Rien de plus évident qu'une image, mais rien de plus difficile à cerner. On peut en distinguer plusieurs types :
- l'image banale, usuelle, vue et revue, rassurante, qui offre la garantie d'une certaine stabilité, d'une identité spatiale ou visuelle. Cette image nous présente un monde qui semble être là où il est. Elle est le résultat d'un acte de représentation. Construite à partir d'idées, elle prolonge l'image mythologique. Quand elle s'appuie sur un Etat, un église ou un académisme, elle écrase de sa tyrannie toutes les autres images. C'est une fiction qui repose sur le meurtre de l'image-symptôme porteuse de vérité. Sa prééminence est toujours menacée, et toujours renaissante.
- l'image mécanique, découpée directement dans le monde, qui peut donner l'illusion d'une adéquation ou d'une plénitude. Les images indicielles ne sont pas nées avec la photographie. De l'imago aux images prototypiques chrétiennes, on s'est beaucoup servi de l'empreinte pour fabriquer des images.

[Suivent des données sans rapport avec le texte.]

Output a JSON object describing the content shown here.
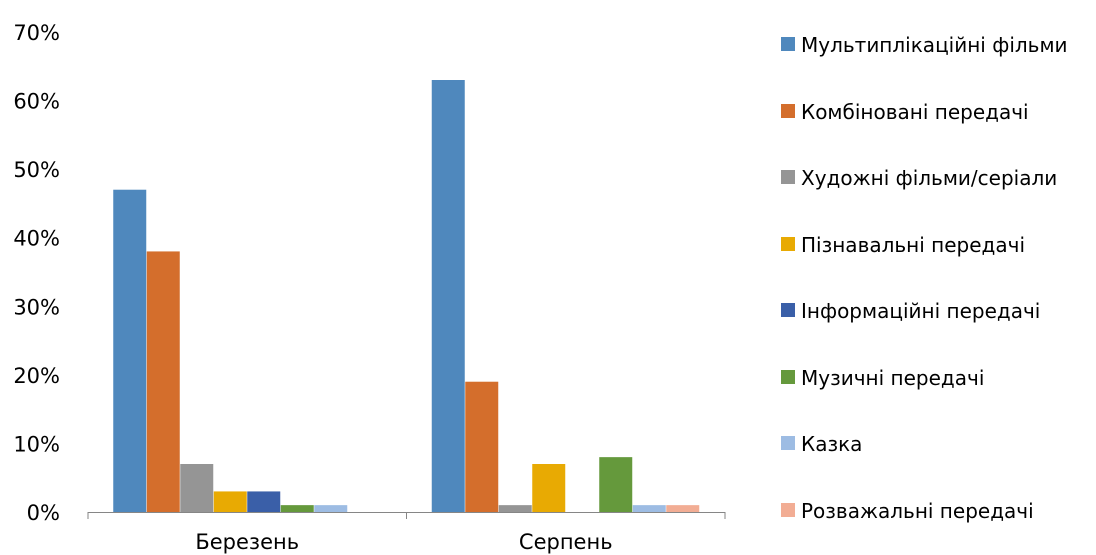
{
  "chart_data": {
    "type": "bar",
    "categories": [
      "Березень",
      "Серпень"
    ],
    "ylim": [
      0,
      70
    ],
    "yticks": [
      "0%",
      "10%",
      "20%",
      "30%",
      "40%",
      "50%",
      "60%",
      "70%"
    ],
    "legend_position": "right",
    "series": [
      {
        "name": "Мультиплікаційні фільми",
        "color": "#4f88bd",
        "values": [
          47,
          63
        ]
      },
      {
        "name": "Комбіновані передачі",
        "color": "#d46e2c",
        "values": [
          38,
          19
        ]
      },
      {
        "name": "Художні фільми/серіали",
        "color": "#959595",
        "values": [
          7,
          1
        ]
      },
      {
        "name": "Пізнавальні передачі",
        "color": "#e8aa03",
        "values": [
          3,
          7
        ]
      },
      {
        "name": "Інформаційні передачі",
        "color": "#3a5fa8",
        "values": [
          3,
          0
        ]
      },
      {
        "name": "Музичні передачі",
        "color": "#65993c",
        "values": [
          1,
          8
        ]
      },
      {
        "name": "Казка",
        "color": "#9dbce3",
        "values": [
          1,
          1
        ]
      },
      {
        "name": "Розважальні передачі",
        "color": "#f2ad94",
        "values": [
          0,
          1
        ]
      }
    ]
  }
}
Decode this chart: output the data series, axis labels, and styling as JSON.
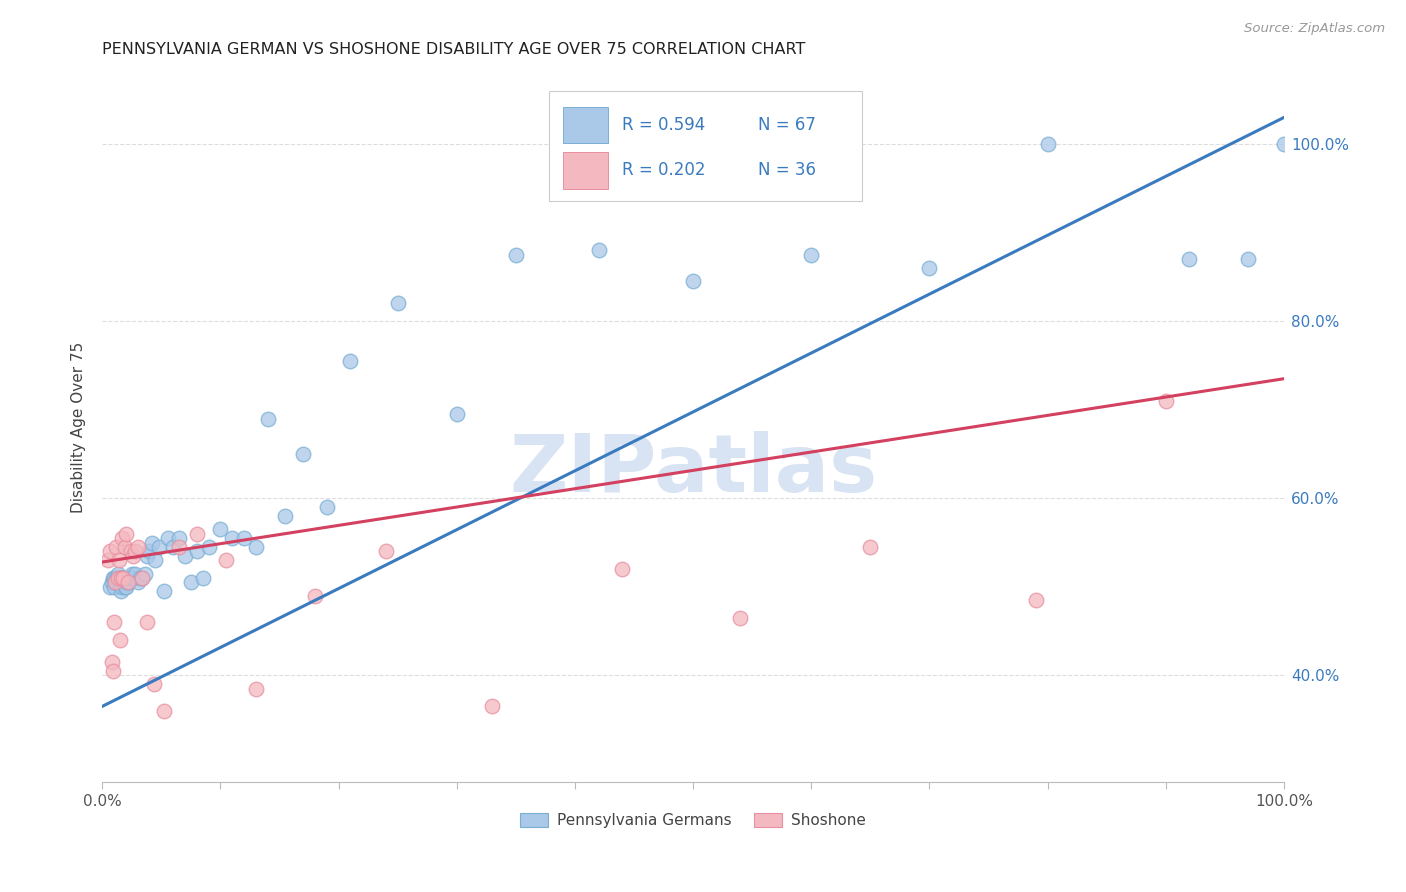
{
  "title": "PENNSYLVANIA GERMAN VS SHOSHONE DISABILITY AGE OVER 75 CORRELATION CHART",
  "source": "Source: ZipAtlas.com",
  "ylabel": "Disability Age Over 75",
  "xlim": [
    0.0,
    1.0
  ],
  "ylim": [
    0.28,
    1.08
  ],
  "xticks": [
    0.0,
    0.1,
    0.2,
    0.3,
    0.4,
    0.5,
    0.6,
    0.7,
    0.8,
    0.9,
    1.0
  ],
  "xticklabels": [
    "0.0%",
    "",
    "",
    "",
    "",
    "",
    "",
    "",
    "",
    "",
    "100.0%"
  ],
  "yticks": [
    0.4,
    0.6,
    0.8,
    1.0
  ],
  "yticklabels": [
    "40.0%",
    "60.0%",
    "80.0%",
    "100.0%"
  ],
  "legend_blue_r": "R = 0.594",
  "legend_blue_n": "N = 67",
  "legend_pink_r": "R = 0.202",
  "legend_pink_n": "N = 36",
  "legend_label_blue": "Pennsylvania Germans",
  "legend_label_pink": "Shoshone",
  "blue_color": "#aac8e8",
  "pink_color": "#f4b8c0",
  "blue_edge_color": "#7aafd4",
  "pink_edge_color": "#e890a0",
  "blue_line_color": "#3a7bbf",
  "pink_line_color": "#d44060",
  "r_n_blue_color": "#3a7bbf",
  "r_n_pink_color": "#d44060",
  "watermark_color": "#c8d8ee",
  "grid_color": "#dddddd",
  "blue_line_x": [
    0.0,
    1.0
  ],
  "blue_line_y": [
    0.365,
    1.03
  ],
  "pink_line_x": [
    0.0,
    1.0
  ],
  "pink_line_y": [
    0.528,
    0.735
  ],
  "blue_scatter_x": [
    0.007,
    0.008,
    0.009,
    0.01,
    0.01,
    0.011,
    0.012,
    0.013,
    0.013,
    0.014,
    0.014,
    0.015,
    0.015,
    0.016,
    0.016,
    0.017,
    0.017,
    0.018,
    0.018,
    0.019,
    0.019,
    0.02,
    0.021,
    0.022,
    0.023,
    0.024,
    0.025,
    0.026,
    0.028,
    0.03,
    0.032,
    0.034,
    0.036,
    0.038,
    0.04,
    0.042,
    0.045,
    0.048,
    0.052,
    0.056,
    0.06,
    0.065,
    0.07,
    0.075,
    0.08,
    0.085,
    0.09,
    0.1,
    0.11,
    0.12,
    0.13,
    0.14,
    0.155,
    0.17,
    0.19,
    0.21,
    0.25,
    0.3,
    0.35,
    0.42,
    0.5,
    0.6,
    0.7,
    0.8,
    0.92,
    0.97,
    1.0
  ],
  "blue_scatter_y": [
    0.5,
    0.505,
    0.51,
    0.5,
    0.51,
    0.505,
    0.51,
    0.505,
    0.515,
    0.505,
    0.51,
    0.505,
    0.51,
    0.495,
    0.51,
    0.5,
    0.51,
    0.505,
    0.51,
    0.5,
    0.505,
    0.5,
    0.505,
    0.51,
    0.505,
    0.51,
    0.515,
    0.51,
    0.515,
    0.505,
    0.51,
    0.51,
    0.515,
    0.535,
    0.54,
    0.55,
    0.53,
    0.545,
    0.495,
    0.555,
    0.545,
    0.555,
    0.535,
    0.505,
    0.54,
    0.51,
    0.545,
    0.565,
    0.555,
    0.555,
    0.545,
    0.69,
    0.58,
    0.65,
    0.59,
    0.755,
    0.82,
    0.695,
    0.875,
    0.88,
    0.845,
    0.875,
    0.86,
    1.0,
    0.87,
    0.87,
    1.0
  ],
  "pink_scatter_x": [
    0.005,
    0.007,
    0.008,
    0.009,
    0.01,
    0.011,
    0.012,
    0.013,
    0.014,
    0.015,
    0.016,
    0.017,
    0.018,
    0.019,
    0.02,
    0.022,
    0.024,
    0.026,
    0.028,
    0.03,
    0.034,
    0.038,
    0.044,
    0.052,
    0.065,
    0.08,
    0.105,
    0.13,
    0.18,
    0.24,
    0.33,
    0.44,
    0.54,
    0.65,
    0.79,
    0.9
  ],
  "pink_scatter_y": [
    0.53,
    0.54,
    0.415,
    0.405,
    0.46,
    0.505,
    0.545,
    0.51,
    0.53,
    0.44,
    0.51,
    0.555,
    0.51,
    0.545,
    0.56,
    0.505,
    0.54,
    0.535,
    0.54,
    0.545,
    0.51,
    0.46,
    0.39,
    0.36,
    0.545,
    0.56,
    0.53,
    0.385,
    0.49,
    0.54,
    0.365,
    0.52,
    0.465,
    0.545,
    0.485,
    0.71
  ]
}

- l'image qui perturbe, celle qui nous sort des sentiers battus, nous arrache à notre vie courante, entretient les désirs, révèle la ruine ou la déchéance dont elle est le souvenir, image d'art ou figure, ou corps, ou visage, image issue d'un rêve (vestige ou cristallisation d'un travail de l'inconscient), d'un montage, d'une création, d'un mécanisme, d'une ouverture dans l'ordre du temps ou de la lecture, ou d'un autre processus incontrôlable. Celle-là suscite un malaise, elle élance notre désir et le met en face d'une altérité, d'une crise ou d'un réel sur lesquels nous ne comptions pas. Toujours singulière, elle est en excès sur elle-même. Des mots invisibles l'habitent. L'histoire tourbillonne à partir d'elle, comme chez Goya.
- l'image comme résultat d'une imagination pure ou productrice. Ce qui s'en rapprocherait le plus aujourd'hui serait l'image numérique, sans référent ni pesanteur de réel. N'est-ce pas cette image-là que Platon critiquait comme simulacre?
- les anciens Romains ne la prenaient au sérieux qu'en tant qu'"imago" : les effigies en cire obtenues par empreinte sur le visage des morts. La ressemblance y était parfaite, c'est-à-dire juridique et rituelle. L'art n'a pu commencer que lorsque ce type d'empreinte a été abandonné. Mais le mode de lecture, celui où commande une voix spectrale, n'a pas été abandonné.
Nos parcours visuels tirent parti des écarts entre les différents types. Nous distinguons rarement entre eux. Des modalités ontologiques contradictoires coexistent. Nous sommes à la fois voyants et visibles, c'est-à-dire soumis à la duplicité proliférante de l'image. Elle est un kaléidoscope qui nous place, selon Georges Didi-Huberman, devant du temps. Toute image est anachronique, dialectique car surdéterminée. La durée s'y installe, s'y insinue, s'y monte et s'y démonte. Mais le temps peut défaillir. L'être montré par l'image s'y désagréger. L'histoire elle-même peut s'y monter ou s'y démonter.